Rylan McElhone enjoys growing and cooking his own food, he is passionate about the plight of animals, and is interested in learning about sustainable food production.
The St Mary’s Primary School Warners Bay student is also in Year 6 and has already designed a vegan burger that he says will challenge people’s perceptions of eating plant-based meat.
As a member of the Diocese of Maitland-Newcastle’s Virtual Academy, Rylan was asked to research a solution to a problem he felt compelled to solve.
The program enables gifted students in Years 5-8 from across the Diocese to engage with like-minded learners who benefit from specifically-designed curriculum, undertaking research to provide solutions to a range of real-world challenges.
Rylan chose to investigate how plant-based meats could become a more popular substitute to traditional beef options.
“I first became passionate about the plight of animals when I first went vegetarian for Lent in 2019,” he said.
“That year I introduced myself to plant-based products. I didn’t know anything about plant-based products and I thought that meat was the best.”

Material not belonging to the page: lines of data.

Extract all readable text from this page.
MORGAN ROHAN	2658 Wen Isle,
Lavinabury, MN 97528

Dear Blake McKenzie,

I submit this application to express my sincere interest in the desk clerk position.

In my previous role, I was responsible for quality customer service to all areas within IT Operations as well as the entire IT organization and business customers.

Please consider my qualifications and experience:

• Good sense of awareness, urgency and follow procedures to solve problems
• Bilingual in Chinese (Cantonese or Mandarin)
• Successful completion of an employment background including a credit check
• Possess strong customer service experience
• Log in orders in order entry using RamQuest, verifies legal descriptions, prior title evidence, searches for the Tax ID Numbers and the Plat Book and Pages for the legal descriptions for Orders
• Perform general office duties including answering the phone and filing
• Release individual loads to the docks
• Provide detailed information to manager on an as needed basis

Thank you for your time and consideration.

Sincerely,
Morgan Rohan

As part of his investigation into this topic, Rylan created an online survey asking peers and adults what it was that might persuade them to eat plant-based meat.
He then analysed the responses and, using his creative skills, designed a new type of vegan burger.
The burger uses kale, spinach, mushrooms and chia seeds as an alternative to beef.
As part of his learning, Rylan produced a video presentation describing his motivation.
“Due to the restricted space given to animals that are eaten, overcrowding occurs,” he said.
“Animal overcrowding leads to the spread of infection, increasing the needs of antibiotics as a band aid solution for low welfare farming.
“The massive overuse of antibiotics makes these animals a perfect home for superbugs, like bacteria that can’t be treated with medicine.
“I have been looking to find an alternative to meat that is good for people and the environment.
“My prototype has been to find vegan ingredients and I have discovered that there is capacity for originality in our world”.
Rylan will admit his new learning hasn’t completely changed his eating habits.
“I have not cut out meat from my diet completely,” he said.
“I have changed the types of meats that I eat, for example, I eat chicken instead of beef, but when I do eat beef, I eat it in small quantities.
“The meats are also sustainably sourced, grass-fed, and organic when possible.
“I pay attention to what my family and I pick off the shelf at the supermarket.”
Despite not yet being a teenager, Rylan has big dreams for his future. Whether it will include sustainable food production, he’s yet to decide.
“I don’t really know yet if I’ll end up doing it for a living,” he said.
“I know that I will incorporate it into my daily life, but I don’t know if I will take it so far that I’ll end up doing it as a job.
“I hope that in the future we can empower people to make informed decisions about the food they eat and the impact their diets have on our environment.”
Rylan is one of 70 students engaged in the Diocese of Maitland-Newcastle’s Virtual Academy; an education program designed to support and empower gifted students in Year 5-8.
Sally Brock is the education officer responsible for the delivery of Gifted Education across the Diocese’s network of schools, and said that students engaged in the virtual academy are required to complete units of work with integrated research on local, national and global issues.
“We place a strong focus on critical thinking, collaboration and problem solving to develop self-esteem, intrapersonal skills, academic outcomes and increase engagement,” Ms Brock said.
“The academy creates wonderful opportunities for students to meet and collaborate with peers and engage with community experts to assist with their research and provide real world feedback and context.”
Each semester students involved in the academy, including Rylan, showcase their research to a panel of experts as part of a presentation day.